Já o Direito, é dinâmico.
Não só a lei pode ser alterada ou revogada, no todo ou em parte, como também a sua aplicação e sua interpretação podem sofrer alterações, acarretando resultados totalmente diferentes.
Causa insegurança? Sim.
Mas essa é a tônica de quem lida com as normas e toda a sociedade é afetada.
Essa situação mostra-se muito clara ao analisarmos o direito à estabilidade em se tratando de gestante nos contratos de trabalho temporário, onde a trabalhadora é contratada por uma empresa que precisou cobrir o afastamento temporário de um trabalhador efetivo.
O contrato de trabalho temporário é tratado pela Lei 6.019/74, que tem a finalidade de atender episódios excepcionalíssimos nas relações de trabalho. Referida lei trata de situações em que não há expectativa de continuidade da relação de trabalho ou mesmo de prestação de serviços com pessoalidade, condições essas plenamente conhecidas pelas partes desde o início da contratação, retirando o fator ‘surpresa’ do momento do fim da contratação.
O Tribunal Superior do Trabalho (TST) mudou mais uma vez o seu entendimento sobre esse tema, baseado em decisão do Supremo Tribunal Federal (STF).
Histórico das mudanças da interpretação
Basicamente, antes de 2019, o TST tinha o entendimento de que as trabalhadoras temporárias faziam jus à estabilidade, isto é, a trabalhadora gestante não poderia ser demitida desde a confirmação da gravidez até cinco meses após o parto, ainda que o contrato de trabalho dela estivesse com previsão de encerramento em data certa.
Em 2019, o TST entendeu que era inaplicável ao regime de trabalho temporário, previsto na lei 6.019/74, a garantia de estabilidade provisória à empregada gestante.

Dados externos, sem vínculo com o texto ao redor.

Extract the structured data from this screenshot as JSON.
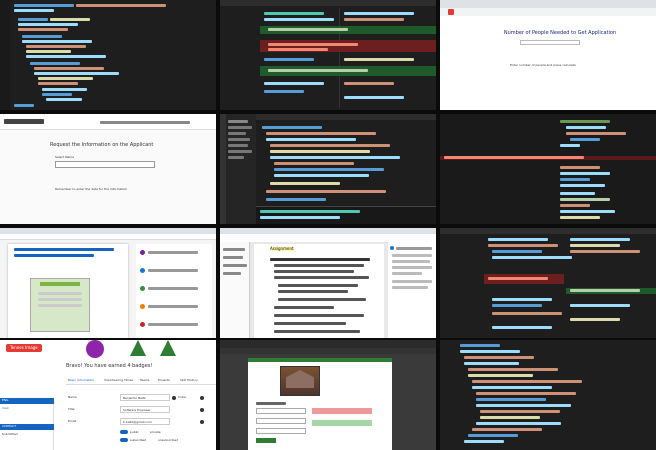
{
  "grid": {
    "tiles": [
      {
        "name": "vscode-code-editor-1"
      },
      {
        "name": "vscode-diff-view"
      },
      {
        "name": "browser-number-of-people-page"
      },
      {
        "name": "browser-form-page"
      },
      {
        "name": "vscode-explorer-editor"
      },
      {
        "name": "terminal-dark-editor"
      },
      {
        "name": "browser-document-editor"
      },
      {
        "name": "word-document-assignment"
      },
      {
        "name": "vscode-diff-red-lines"
      },
      {
        "name": "profile-badges-page"
      },
      {
        "name": "browser-landscape-form"
      },
      {
        "name": "vscode-code-editor-2"
      }
    ]
  },
  "tile3": {
    "title": "Number of People Needed to Get Application",
    "note": "Enter number of people and press calculate"
  },
  "tile4": {
    "title": "Request the Information on the Applicant",
    "field_label": "Select Name",
    "footer": "Remember to enter the data for the information"
  },
  "tile10": {
    "button": "Tennes Image",
    "heading": "Bravo! You have earned 4 badges!",
    "tabs": [
      "Basic Information",
      "Volunteering Times",
      "Teams",
      "Projects",
      "Skill History"
    ],
    "field_labels": [
      "Name",
      "Title",
      "Email"
    ],
    "field_values": [
      "Benjamin Baltz",
      "Software Engineer",
      "b.baltz@gmail.com"
    ],
    "side_values": [
      "Cuba",
      "",
      ""
    ],
    "sidebar": [
      "ENG",
      "mail",
      "",
      "CONTACT",
      "Submitted"
    ],
    "toggles": [
      "public",
      "private",
      "subscribed",
      "unsubscribed"
    ]
  },
  "tile8": {
    "heading": "Assignment",
    "lines": [
      "Detailed Requirements",
      "Program the following",
      "Use constructors",
      "Test the input",
      "Run the program"
    ]
  },
  "colors": {
    "editor_bg": "#1e1e1e",
    "keyword": "#569cd6",
    "string": "#ce9178",
    "func": "#dcdcaa",
    "comment": "#6a9955",
    "diff_red": "#6b1f1f",
    "diff_green": "#1f5a2a",
    "accent_red": "#e53935",
    "accent_blue": "#1565c0"
  }
}
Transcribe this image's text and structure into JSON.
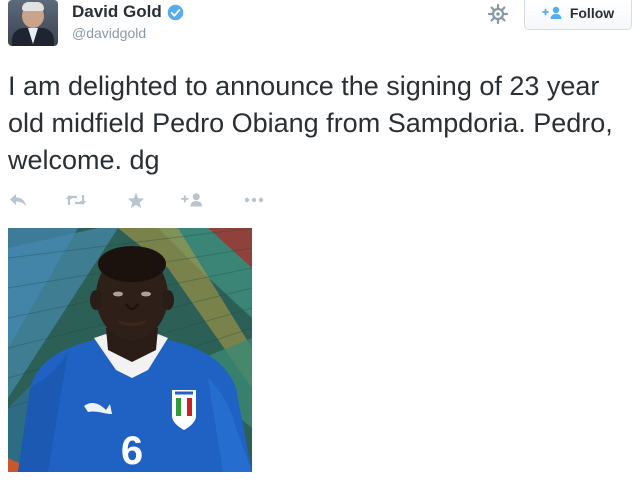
{
  "user": {
    "name": "David Gold",
    "handle": "@davidgold",
    "verified": true
  },
  "header": {
    "follow_label": "Follow"
  },
  "tweet": {
    "text": "I am delighted to announce the signing of 23 year old midfield Pedro Obiang from Sampdoria. Pedro, welcome. dg"
  },
  "actions": [
    {
      "name": "reply",
      "icon": "reply-icon"
    },
    {
      "name": "retweet",
      "icon": "retweet-icon"
    },
    {
      "name": "favorite",
      "icon": "star-icon"
    },
    {
      "name": "follow",
      "icon": "add-user-icon"
    },
    {
      "name": "more",
      "icon": "more-icon"
    }
  ],
  "photo": {
    "jersey_number": "6",
    "brand": "PUMA"
  },
  "colors": {
    "verified": "#55acee",
    "accent": "#55acee",
    "action_icons": "#b8c4ce",
    "text": "#292f33",
    "muted": "#8899a6",
    "jersey": "#1f62c4"
  }
}
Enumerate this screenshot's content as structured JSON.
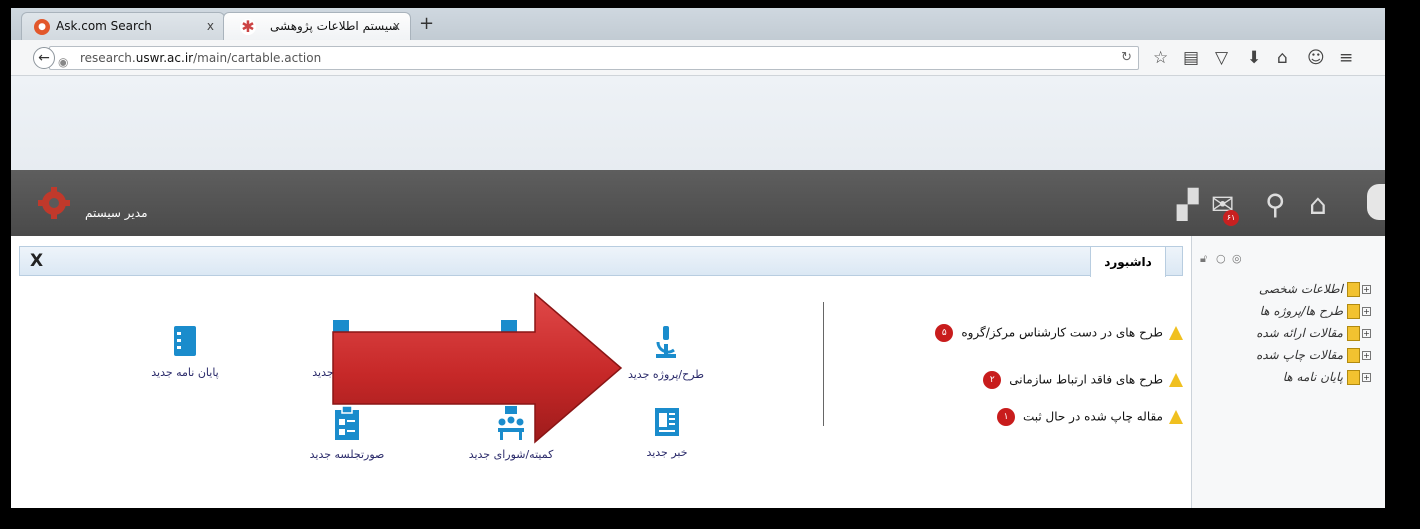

O entendimento que justificou a não aplicação da estabilidade às gestantes temporárias diz que a garantia não possui qualquer relação com o objetivo da lei 6.019/74.
Portanto, uma empregada que era contratada como temporária não poderia alegar que o término do seu contrato de trabalho foi arbitrário ou sem justa causa, já que, desde o início da contratação, ela sabia que seria temporária e que seu contrato teria data programada para encerrar.
Porém, em outubro de 2023, o STF fixou a tese de repercussão geral (Tema 542) de que a trabalhadora gestante tem direito à licença-maternidade e à estabilidade provisória independentemente do regime de contratação (público ou privado), inclusive em vínculos por prazo determinado.
Novo entendimento do TST
Diante de recurso levado ao TST, em março de 2025, o Pleno do tribunal retomou a discussão desse assunto e, em recente decisão por maioria, diante da interpretação do STF, que ampliou o alcance do direito constitucional à maternidade, verificou-se a incompatibilidade da manutenção do entendimento anterior do TST.
Os ministros do TST destacaram que a proteção à gestante tem fundamento não apenas jurídico, mas social, pois envolve a saúde da mãe e do nascituro e o interesse coletivo, o que reforça a necessidade de aplicação ampla da garantia.
Desse modo, o Pleno do TST fixou o entendimento de que a estabilidade provisória da gestante deve ser assegurada também em contratos de trabalho temporário, mantendo-se coerência com a tese firmada pelo STF.
Resta saber se esse entendimento vai se consolidar ou se haverá nova mudança de entendimento acerca do assunto. Estaremos acompanhando.